The editors talk about the
development of the first and second Restatements of Contracts. The idea of the Restatements was to write
down in a clear way the “black letter law” of a given subject.
Not everyone thought the
Restatements were so great; some thought they were either too obvious or too
vague to be useful.
The Uniform Commercial Code
was written to supplement and supplant common law so that the laws governing
commercial transactions would be uniform across jurisdictions and stable over
time.
The editors describe the
structure of the UCC, including the “Official Comments” that are provided for
each section.
Article 1 is the introduction
and it provides important and precise definitions that are used in the
subsequent Articles. Article 2 deals
with sales, and has been adopted by a majority of state legislatures.
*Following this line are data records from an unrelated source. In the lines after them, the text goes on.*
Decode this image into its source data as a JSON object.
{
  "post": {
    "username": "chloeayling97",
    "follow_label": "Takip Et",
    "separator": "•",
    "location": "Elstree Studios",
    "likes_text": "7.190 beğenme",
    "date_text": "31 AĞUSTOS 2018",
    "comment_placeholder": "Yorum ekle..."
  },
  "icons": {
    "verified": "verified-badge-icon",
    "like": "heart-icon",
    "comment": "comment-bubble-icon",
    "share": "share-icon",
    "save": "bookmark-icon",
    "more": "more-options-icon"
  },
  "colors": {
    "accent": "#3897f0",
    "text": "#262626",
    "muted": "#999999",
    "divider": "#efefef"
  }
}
The UCC is changing all the
time, so we ought to focus our study how learning how to use it rather than
memorizing it.
The editors also discuss the
CISG, which is sort of an international equivalent of the UCC. The CISG tackles even bigger problems of
widely diverging laws between countries.
It governs the international sale of goods, which is becoming more and
more common in an increasingly globalized world. The CISG has been ratified by the U.S.
Senate. The CISG doesn’t match up with
the UCC on every point, and at times proposes interesting alternatives.
Restatement of Contracts
§344
This is a summary of the
“three interests”:
1.
Expectation
interest — This is a
promisee’s interest in getting the value he/she expected when the contract was
made but breached.
2.
Reliance
interest – This is a
promisee’s interest in getting back what he/she lost out on by relying on the
promise. This is sort of like the
opportunity cost, I think.
3.
Restitution
interest – This is just the
promisee’s interest in getting the stuff back that he/she already gave to the
promisor when the promisor broke the promise.
Comment
a.
Expectation
interest is the most common interest protected when a contract is broken. Reliance interest is usually smaller because
it excluded the promisee’s lost profit.
Restitution interest is even smaller because it doesn’t include lost
profit and also excludes the costs he/she incurred while assuming the contract
was going to be good.
b.
Things
are different in principle than in practice.
In theory, the expectation interest depends on the individual and what
they value. In practice, there are
limitations on this. You can’t collect
on unforeseeable or uncertain losses, and you can’t collect on losses where
there was a suitable substitute available on the market. You judge the value of the contract by what
it would have been worth when it was supposed to be performed rather than by
what it was worth when it was signed.